Henri de Gaulle came from a long line of parliamentary gentry from Normandy and Burgundy. The name is thought to be Dutch in origin, and may have derived from van der Walle, de Walle ("from the rampart, defensive wall") or de Waal ("the wall").

===Career===
He volunteered in the Franco-Prussian War; his men chose him as their second lieutenant on several occasions.

A civil servant in the interior ministry for fifteen years, in 1884 he resigned his post to protest against the anti-clerical policies of the Third Republic.

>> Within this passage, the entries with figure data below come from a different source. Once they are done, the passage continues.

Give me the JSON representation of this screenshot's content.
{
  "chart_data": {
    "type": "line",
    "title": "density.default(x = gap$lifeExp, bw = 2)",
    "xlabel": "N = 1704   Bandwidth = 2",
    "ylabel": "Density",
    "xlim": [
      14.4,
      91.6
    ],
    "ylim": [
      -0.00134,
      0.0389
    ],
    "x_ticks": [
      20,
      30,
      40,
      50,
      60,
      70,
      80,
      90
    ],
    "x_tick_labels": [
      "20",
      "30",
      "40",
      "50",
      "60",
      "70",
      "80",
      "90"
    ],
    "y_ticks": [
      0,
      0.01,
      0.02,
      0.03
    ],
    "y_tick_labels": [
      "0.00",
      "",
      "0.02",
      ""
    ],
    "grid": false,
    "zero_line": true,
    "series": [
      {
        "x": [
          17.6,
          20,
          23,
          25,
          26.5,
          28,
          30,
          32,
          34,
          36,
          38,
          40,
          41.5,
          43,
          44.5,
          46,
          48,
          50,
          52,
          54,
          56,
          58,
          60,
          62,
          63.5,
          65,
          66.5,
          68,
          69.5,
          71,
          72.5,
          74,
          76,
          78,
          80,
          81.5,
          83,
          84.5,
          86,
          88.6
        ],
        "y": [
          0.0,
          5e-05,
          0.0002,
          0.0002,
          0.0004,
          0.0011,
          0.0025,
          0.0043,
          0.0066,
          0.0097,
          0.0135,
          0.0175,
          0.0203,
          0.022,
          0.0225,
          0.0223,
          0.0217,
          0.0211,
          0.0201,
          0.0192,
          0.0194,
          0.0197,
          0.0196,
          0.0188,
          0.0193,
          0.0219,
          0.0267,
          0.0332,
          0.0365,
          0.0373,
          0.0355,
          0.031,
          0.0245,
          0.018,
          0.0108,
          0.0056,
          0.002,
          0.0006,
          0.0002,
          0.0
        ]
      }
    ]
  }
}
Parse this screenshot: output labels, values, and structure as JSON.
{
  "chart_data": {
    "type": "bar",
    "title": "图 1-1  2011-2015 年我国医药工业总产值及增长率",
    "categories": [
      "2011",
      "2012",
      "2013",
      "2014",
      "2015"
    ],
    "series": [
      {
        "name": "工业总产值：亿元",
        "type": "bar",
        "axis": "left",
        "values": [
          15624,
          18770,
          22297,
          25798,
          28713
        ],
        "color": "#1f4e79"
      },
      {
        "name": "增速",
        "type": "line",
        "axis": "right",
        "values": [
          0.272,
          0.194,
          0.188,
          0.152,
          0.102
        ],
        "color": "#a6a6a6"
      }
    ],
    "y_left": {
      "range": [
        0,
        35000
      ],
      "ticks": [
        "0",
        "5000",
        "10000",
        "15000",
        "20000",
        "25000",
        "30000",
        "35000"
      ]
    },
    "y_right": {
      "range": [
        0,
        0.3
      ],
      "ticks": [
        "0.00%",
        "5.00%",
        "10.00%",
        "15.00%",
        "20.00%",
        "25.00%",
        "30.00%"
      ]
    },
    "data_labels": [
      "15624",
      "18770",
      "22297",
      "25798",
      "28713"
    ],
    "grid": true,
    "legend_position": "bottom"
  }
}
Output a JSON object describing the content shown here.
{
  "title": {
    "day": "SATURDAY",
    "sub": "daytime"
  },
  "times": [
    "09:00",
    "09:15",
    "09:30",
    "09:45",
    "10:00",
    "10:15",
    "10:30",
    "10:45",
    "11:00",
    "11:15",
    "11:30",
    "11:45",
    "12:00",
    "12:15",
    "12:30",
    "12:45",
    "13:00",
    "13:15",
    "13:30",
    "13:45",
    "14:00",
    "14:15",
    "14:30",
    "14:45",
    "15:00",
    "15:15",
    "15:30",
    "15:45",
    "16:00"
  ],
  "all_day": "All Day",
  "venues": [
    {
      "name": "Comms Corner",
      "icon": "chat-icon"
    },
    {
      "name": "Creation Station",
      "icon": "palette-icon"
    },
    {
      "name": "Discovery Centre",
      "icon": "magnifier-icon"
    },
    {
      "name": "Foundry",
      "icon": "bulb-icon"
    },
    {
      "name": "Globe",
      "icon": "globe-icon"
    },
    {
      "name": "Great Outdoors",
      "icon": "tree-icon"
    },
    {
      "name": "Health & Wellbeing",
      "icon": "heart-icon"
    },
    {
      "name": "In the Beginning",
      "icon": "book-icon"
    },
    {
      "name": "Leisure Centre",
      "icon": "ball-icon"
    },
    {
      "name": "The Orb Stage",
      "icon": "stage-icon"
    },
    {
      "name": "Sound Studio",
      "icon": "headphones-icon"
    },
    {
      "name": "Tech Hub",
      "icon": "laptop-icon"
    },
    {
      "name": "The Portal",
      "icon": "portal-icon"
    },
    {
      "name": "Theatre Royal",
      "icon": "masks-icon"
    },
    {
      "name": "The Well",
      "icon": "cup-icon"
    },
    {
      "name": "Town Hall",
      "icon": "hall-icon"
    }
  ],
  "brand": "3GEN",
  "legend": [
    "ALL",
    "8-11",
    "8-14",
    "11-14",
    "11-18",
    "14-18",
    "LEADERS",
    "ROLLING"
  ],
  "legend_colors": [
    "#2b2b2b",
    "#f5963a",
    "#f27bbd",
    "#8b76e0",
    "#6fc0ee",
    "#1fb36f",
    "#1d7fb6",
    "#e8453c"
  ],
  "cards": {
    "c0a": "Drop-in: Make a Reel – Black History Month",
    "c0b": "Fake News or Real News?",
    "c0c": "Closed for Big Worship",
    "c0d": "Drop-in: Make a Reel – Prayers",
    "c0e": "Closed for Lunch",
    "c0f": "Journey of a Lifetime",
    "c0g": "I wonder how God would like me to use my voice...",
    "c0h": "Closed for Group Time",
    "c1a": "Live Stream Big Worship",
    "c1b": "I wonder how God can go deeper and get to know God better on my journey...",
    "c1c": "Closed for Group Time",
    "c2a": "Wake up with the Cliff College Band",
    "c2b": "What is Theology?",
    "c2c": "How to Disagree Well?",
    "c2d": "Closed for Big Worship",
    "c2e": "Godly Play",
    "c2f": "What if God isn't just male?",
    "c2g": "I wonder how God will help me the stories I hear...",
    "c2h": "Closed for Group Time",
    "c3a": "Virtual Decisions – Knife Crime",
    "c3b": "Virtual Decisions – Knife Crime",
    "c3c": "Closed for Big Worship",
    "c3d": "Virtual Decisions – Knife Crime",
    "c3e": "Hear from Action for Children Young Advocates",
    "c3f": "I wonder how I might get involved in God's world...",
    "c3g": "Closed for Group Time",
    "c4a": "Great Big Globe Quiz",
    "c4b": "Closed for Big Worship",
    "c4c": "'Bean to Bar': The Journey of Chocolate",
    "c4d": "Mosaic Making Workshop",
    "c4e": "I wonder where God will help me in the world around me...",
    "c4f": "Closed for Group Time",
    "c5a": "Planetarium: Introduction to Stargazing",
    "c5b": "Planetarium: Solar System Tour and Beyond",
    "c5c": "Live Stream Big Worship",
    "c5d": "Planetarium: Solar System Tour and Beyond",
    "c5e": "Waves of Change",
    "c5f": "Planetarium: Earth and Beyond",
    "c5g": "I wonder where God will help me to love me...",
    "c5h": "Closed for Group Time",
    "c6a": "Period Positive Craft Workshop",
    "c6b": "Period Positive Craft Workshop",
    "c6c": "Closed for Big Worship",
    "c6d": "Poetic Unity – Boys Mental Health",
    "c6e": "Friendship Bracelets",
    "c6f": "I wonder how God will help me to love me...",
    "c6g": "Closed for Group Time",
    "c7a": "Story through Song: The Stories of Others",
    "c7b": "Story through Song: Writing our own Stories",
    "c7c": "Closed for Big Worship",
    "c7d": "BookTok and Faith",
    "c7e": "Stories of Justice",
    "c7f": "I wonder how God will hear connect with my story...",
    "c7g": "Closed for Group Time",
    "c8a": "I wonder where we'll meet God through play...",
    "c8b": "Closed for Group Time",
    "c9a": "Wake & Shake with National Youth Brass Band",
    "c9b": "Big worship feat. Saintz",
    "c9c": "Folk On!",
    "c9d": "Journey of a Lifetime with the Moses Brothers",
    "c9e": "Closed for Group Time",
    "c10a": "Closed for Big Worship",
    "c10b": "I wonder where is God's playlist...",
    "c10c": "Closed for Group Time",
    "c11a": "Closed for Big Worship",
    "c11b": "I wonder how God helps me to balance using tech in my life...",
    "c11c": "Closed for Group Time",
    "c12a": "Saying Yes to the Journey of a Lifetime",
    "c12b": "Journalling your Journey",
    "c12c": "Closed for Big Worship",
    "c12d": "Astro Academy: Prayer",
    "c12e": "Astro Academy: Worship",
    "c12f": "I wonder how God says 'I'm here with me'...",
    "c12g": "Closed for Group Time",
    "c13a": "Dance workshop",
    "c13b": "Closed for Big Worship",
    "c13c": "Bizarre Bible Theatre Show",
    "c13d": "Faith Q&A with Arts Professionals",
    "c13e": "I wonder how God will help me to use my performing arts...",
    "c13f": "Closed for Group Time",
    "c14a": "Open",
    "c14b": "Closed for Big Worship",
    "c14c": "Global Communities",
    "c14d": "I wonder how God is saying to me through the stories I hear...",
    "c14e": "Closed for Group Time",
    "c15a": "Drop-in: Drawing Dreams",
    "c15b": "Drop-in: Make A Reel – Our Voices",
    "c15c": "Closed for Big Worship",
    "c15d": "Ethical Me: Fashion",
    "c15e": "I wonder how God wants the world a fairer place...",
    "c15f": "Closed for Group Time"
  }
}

A "monarchist in feeling and a republican in thought" (monarchiste de regret et républicain de raison), as he liked to call himself, Henri de Gaulle began working at a Jesuit high school in Paris, teaching French, Latin and Ancient Greek. Among his students were his four sons, as well as Georges Bernanos and the future marshals Philippe Leclerc and Jean de Lattre de Tassigny. He was nicknamed PDG (père de Gaulle – "Father de Gaulle"), but was respected and esteemed for the quality of his teaching.

===Personal life===
On 2 August 1886 he married his second cousin, Jeanne Maillot (28 April 1860, Lille – 16 July 1940, Sainte-Addresse), with whom he had a daughter and four sons:
- Xavier Joseph Marie (1887–1955)
- Marie-Agnès Caroline Julie (1889–1982)
- Charles André Joseph Marie (1890–1970)
- Jacques Henri Jules Marie (1893–1946)
- Pierre Julien Joseph Marie (1897–1959)

He retired with his wife to Sainte-Adresse, close to Le Havre, at the home of their daughter Marie-Agnès Cailliau. There, he helped his son Charles refine his first military books.

===Death===
He died at Sainte-Adresse, on 3 May 1932, and is buried there with his wife.